Bunyi pasal tersebut ialah "Barang siapa dengan sengaja di muka umum dengan lisan atau tulisan menghina suatu penguasa atau badan umum yang ada di Indonesia, diancam dengan pidana penjara paling lama satu tahun enam bulan atau pidana denda paling banyak empat ribu lima ratus rupiah."
Kepala Biro Penerangan Masyarakat Divisi Humas Polri, Brigadir Jenderal Dedi Prasetyo mengatakan penangkapan Robertus Robet didasarkan laporan model A. Artinya, polisi membuat pengaduan sendiri setelah mengetahui adanya dugaan tindak pidana, tanpa adanya aduan pihak lain.
Robertus Robet ditangkap di rumahnya pada Rabu malam, 6 Maret 2019 di rumahnya, Depok, Jawa Barat dan langsung dibawa ke Bareskrim Mabes Polri.

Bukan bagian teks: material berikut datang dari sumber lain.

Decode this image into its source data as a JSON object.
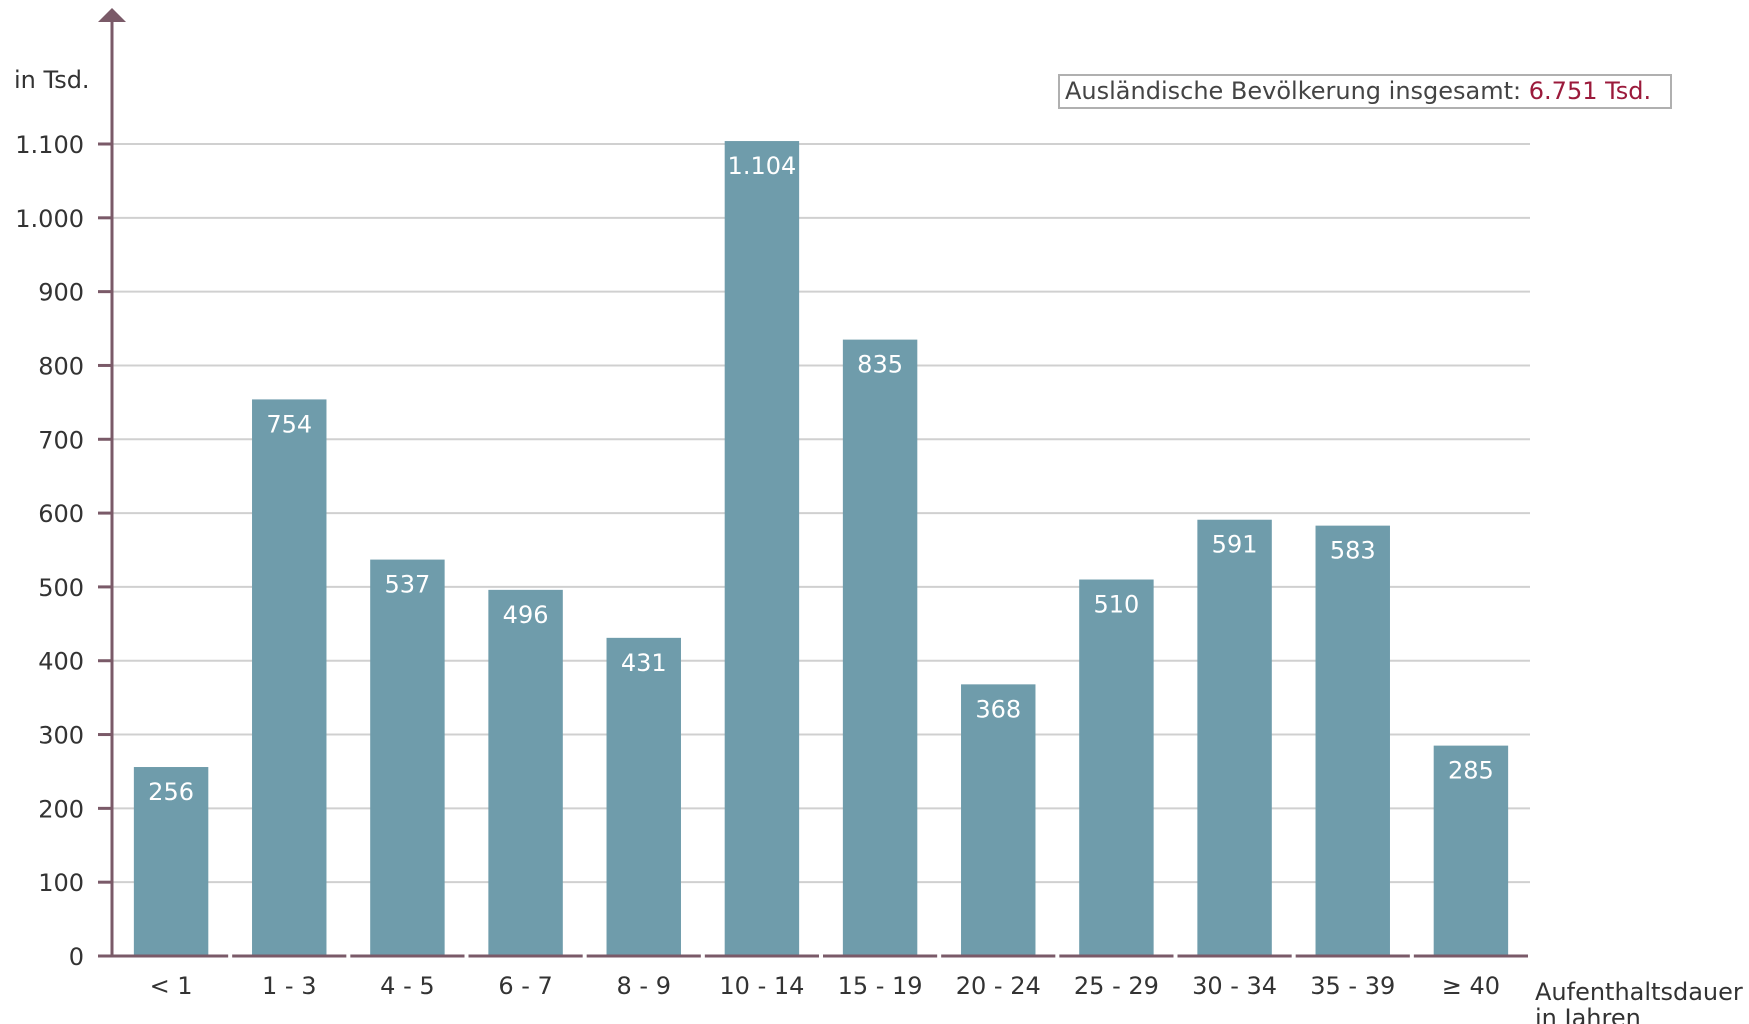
{
  "chart_data": {
    "type": "bar",
    "ylabel": "in Tsd.",
    "xlabel_line1": "Aufenthaltsdauer",
    "xlabel_line2": "in Jahren",
    "ylim": [
      0,
      1100
    ],
    "yticks": [
      0,
      100,
      200,
      300,
      400,
      500,
      600,
      700,
      800,
      900,
      1000,
      1100
    ],
    "ytick_labels": [
      "0",
      "100",
      "200",
      "300",
      "400",
      "500",
      "600",
      "700",
      "800",
      "900",
      "1.000",
      "1.100"
    ],
    "categories": [
      "< 1",
      "1 - 3",
      "4 - 5",
      "6 - 7",
      "8 - 9",
      "10 - 14",
      "15 - 19",
      "20 - 24",
      "25 - 29",
      "30 - 34",
      "35 - 39",
      "≥ 40"
    ],
    "values": [
      256,
      754,
      537,
      496,
      431,
      1104,
      835,
      368,
      510,
      591,
      583,
      285
    ],
    "value_labels": [
      "256",
      "754",
      "537",
      "496",
      "431",
      "1.104",
      "835",
      "368",
      "510",
      "591",
      "583",
      "285"
    ],
    "grid": true,
    "colors": {
      "bar": "#6f9cab",
      "axis": "#7a5a68",
      "grid": "#d0d0d0",
      "accent": "#9b1a3b"
    },
    "annotation": {
      "text": "Ausländische Bevölkerung insgesamt: ",
      "value": "6.751 Tsd."
    }
  }
}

Fickar menganggap penggunaan Pasal 207 dalam kasus Robet ini tidak tepat. Dia mengatakan Pasal 207 KUHP merupakan delik aduan.
Hal itu, kata Fickar, sudah diputuskan oleh Mahkamah Konstitusi. Mengutip Putusan MK Nomor 013-022/PUU-IV/2006 salah satunya berbunyi: "Menimbang bahwa dalam kaitan pemberlakuan Pasal 207 KUHPidana bagi delik penghinaan terhadap Presiden dan/atau Wakil Presiden sebagaimana halnya dengan penghinaan terhadap penguasa atau badan publik (gestelde macht of openbaar lichaam) lainnya, memang seharusnya penuntutan terhadapnya dilakukan atas dasar pengaduan (bij klacht).
“Delik aduan itu adalah kejahatan yang bisa diproses bila korbannya mengadu. Kalau dikontekskan kasusnya robet siapa yang mengadu? Siapa yang merasa dirugikan?” kata dia.
Karena penetapan tersangka terhadap Robertus Robet tidak sesuai prosedur, Fickar mengatakan Robet dapat mengambil langkah hukum yakni mengajukan praperadilan. “Seharusnya itu bisa diajukan praperadilan,” katanya.